Baseball Is Back: World Series Obliterates NBA, Challenges NFL

Baseball ratings surge across US, Canada and Japan as Dodgers claim back-to-back titles

The 2025 World Series between the Los Angeles Dodgers and Toronto Blue Jays is the culmination of years of growth for Major League Baseball

Ratings for Saturday night's Game 7, despite competing with several compelling college football games, were massive. Roughly 26 million viewers tuned in to watch the Dodgers win their second consecutive championship. Those numbers easily outpaced comparable NBA Finals Game 7 ratings, and overall viewership across the series obliterated NBA viewership.

RELATED: World Series Crushes NBA Finals In The Ratings -- Again

But even that undersells just how big Game 7 was for the league and for the future of baseball. 

New ratings were released on Wednesday morning covering viewers in the US, Canada and Japan, and they are massive. 51 million viewers tuned in to watch Game 7, the most watched baseball game in 34 years. 

Baseball is officially back. 

Baseball Exploding In Popularity Despite Huge Disadvantages

This massive growth in viewership is a clear sign that the sport is in fantastic shape thanks to star power and pace of play. Despite what opposing fans and many media figures have claimed, the Dodgers dominance and big name roster has paid massive dividends for the sport at large.

Shohei Ohtani, Yoshinobu Yamamoto and Roki Sasaki have helped grow baseball in Japan. The Dodgers have one of the country's largest fanbases. And impartial viewers love a villain. Derek Jeter's Yankees teams in the late 1990's were a dynasty, outspending and outsigning the opposition. People still watched. 

This era's Dodgers team is similar. And the Blue Jays were a compelling foil that drew huge interest in Canada. 

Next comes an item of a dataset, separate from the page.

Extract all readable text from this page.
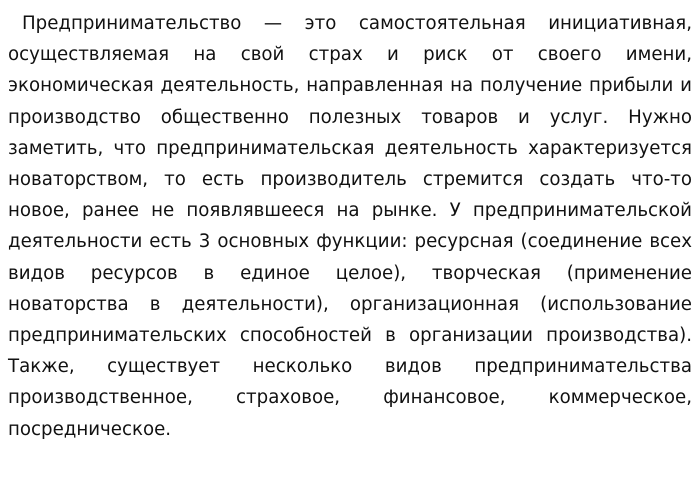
Предпринимательство — это самостоятельная инициативная, осуществляемая на свой страх и риск от своего имени, экономическая деятельность, направленная на получение прибыли и производство общественно полезных товаров и услуг. Нужно заметить, что предпринимательская деятельность характеризуется новаторством, то есть производитель стремится создать что-то новое, ранее не появлявшееся на рынке. У предпринимательской деятельности есть 3 основных функции: ресурсная (соединение всех видов ресурсов в единое целое), творческая (применение новаторства в деятельности), организационная (использование предпринимательских способностей в организации производства). Также, существует несколько видов предпринимательства производственное, страховое, финансовое, коммерческое, посредническое.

Beyond the specific teams involved though, it's a sign that baseball has made inroads where the NFL led. The advent of sports betting, prop bets and fantasy football, led to an explosion in popularity for professional football. The schedule too, provided inherent advantages. Instead of a nightly commitment, 162 days a year, general football fans could spend their Sunday watching games they had no rooting interest in. Or use the Red Zone broadcast to bypass the boring parts of games and uninteresting matchups. 

Over time, those structural advantages, along with the thrill of betting and fantasy football, led to people incorrectly labeling the NFL as more "exciting" than baseball. Yet NFL games feature the least action of any major sports broadcast. Try to sit down and watch a game between the Jets and Browns and it's quickly apparent how much time is spent on shots of coaches staring blankly ahead while standing on the sidelines. Or pointless crowd shots. Or watching players stand around for 30 seconds at a time after the latest two-yard dive play or incomplete pass. Betting, Red Zone, and one day per week viewing have made the NFL dominant.

That's likely never going to change. But MLB's rule changes designed to enhance in-game action and pace of play have brought fans back. Many have realized that you can, in fact, lose money by gambling on baseball too. The average baseball game is now significantly shorter than NFL games, and there's far more action. Unless you count 25 seconds of unnecessary huddling as action.

The World Series ratings and viewership exploded, even without the Yankees, baseball's biggest draw, involved. The trajectory continues to shoot upwards for MLB. Now they just have to hope owners aren't dumb enough to squander all of it with a lengthy 2026 lockout.